UK research chief defends 'blacklisting'
Jun 29, 2011 1 comment
The head of the UK's biggest science funding agency has defended its controversial decision to restrict how often scientists can apply for grants from it. David Delpy, chief executive of the Engineering and Physical Sciences Research Council (EPSRC), says "there is no evidence" that the restriction has led to less creative grant applications or that it is penalizing young researchers.
Delpy was speaking in an exclusive video interview with Physics World, in which he also criticizes the UK government's recent tightening of the rules on who can work and study in the country, saying it would "damage the UK's standing in research". Delpy, a medical physicist who has been EPSRC boss for almost four years, was last month reappointed by the UK science minister David Willetts until March 2014.
The EPSRC introduced its new restrictions in 2009 as a way of coping with the fact that the council was receiving so many more grant applications than it could afford to fund that in some disciplines up to 85% were getting rejected. The low success rate was also demoralizing for researchers, many of whom found that applications that had been rated highly by peer-review panels were nevertheless getting turned down. Delpy adds that the deluge of applications was even making it hard for the council to find enough referees to conduct the peer review.
As well as preventing researchers from resubmitting grants that have previously been turned down, the new rules now dictate that anyone with three rejected and below-par applications in any two-year period can make only one further application in the following year. "Having imposed this on the community, success rates have gone up to 30% because the number of applications has dropped [and] we are seeing an increase in the number of referee responses," claims Delpy.
The EPSRC boss also denies that forcing applicants to explain the "impact" of their work in grant applications is hampering genuine breakthroughs. "We're not asking academics to predict the full detailed outcome of their research," insists Delpy. "What we're saying is start thinking about how you would maximize the impact of that research, whether it's within our discipline or in the form of policy advice to government or a product that could be marketed – [and to] ask in your application for the resources to do that." Indeed, Delpy thinks that UK taxpayers have "the right" to know from scientists how the £800m that the EPSRC spends on research each year benefits the UK financially and socially.

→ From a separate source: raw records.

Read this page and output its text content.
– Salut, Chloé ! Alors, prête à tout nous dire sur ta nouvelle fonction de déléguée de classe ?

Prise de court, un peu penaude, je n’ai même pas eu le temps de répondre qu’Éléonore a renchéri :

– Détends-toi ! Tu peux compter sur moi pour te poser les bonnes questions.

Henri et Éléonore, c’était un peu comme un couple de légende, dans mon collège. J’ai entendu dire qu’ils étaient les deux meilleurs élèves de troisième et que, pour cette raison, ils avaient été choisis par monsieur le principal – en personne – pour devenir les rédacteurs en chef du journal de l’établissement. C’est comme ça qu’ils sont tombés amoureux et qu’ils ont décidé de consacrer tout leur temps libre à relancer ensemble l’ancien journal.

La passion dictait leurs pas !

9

However, Philip Moriarty, a condensed-matter physicist from Nottingham University, thinks the EPSRC's "blacklisting" rules are unfair. "I'm an ardent supporter of peer review but the idea that there’s a direct correlation between proposal quality and where it’s ranked on a panel prioritization list is nonsense," he says. "If there are 40 grants for review by a panel, the top five and the bottom five will probably be relatively easy to define, but the remaining 30 in many cases may as well be ranked on the basis of throwing them up in the air and seeing where they land."
Moriarty says he wants the EPSRC to run what he calls "a simple experiment" to test the council's assumption that grants falling in the bottom half of a ranked list are necessarily of poor quality. "They should take the same set of proposals, send them out to different referees, and then give them to five different panels [and] look at the correlation in the ranked lists," he says. "If they are so confident that the principle underlying the blacklisting process is robust, then why not do this experiment? It would silence me and all the other critics of the scheme."
Looking for leaders
On the UK's tightening of visa rules, which was heavily criticized for potentially stopping talented researchers from moving to the country, Delpy says he is "very pleased" that the government responded by making it easier for scientists with PhDs to meet the tougher requirements. But he warns that any barriers to the free movement of scientists is a bad idea. "Research is an internationally competitive game [and] if the UK wants to maintain its [leading] position any restriction of movement across international boundaries will work to the detriment of that – not just in physics but in all areas of research."
Elsewhere in the interview, Delpy says the EPSRC will be encouraging young researchers with bright ideas by focusing over the next four years on "scientific leaders" who are either already running large teams or are prominent in their fields. "[We will] provide them with funding not just in the form of a one-off grant or fellowship but by providing funding across the whole of their research career – to provide mentorship and additional training in the additional skills that you need to be a research leaders and internationally competitive," he says.
However, Moriarty regards the EPSRC's decision to focus on "leaders" as "fundamentally flawed". "In just what sense is focusing on leadership supporting new or young lecturers?" he asks. "One of the great aspects of the UK funding system for many years – and certainly something that kept me here when I had the opportunity to go back to Dublin in the boom years of Science Foundation Ireland – was the ability to establish an independent research career much more quickly than other places in Europe."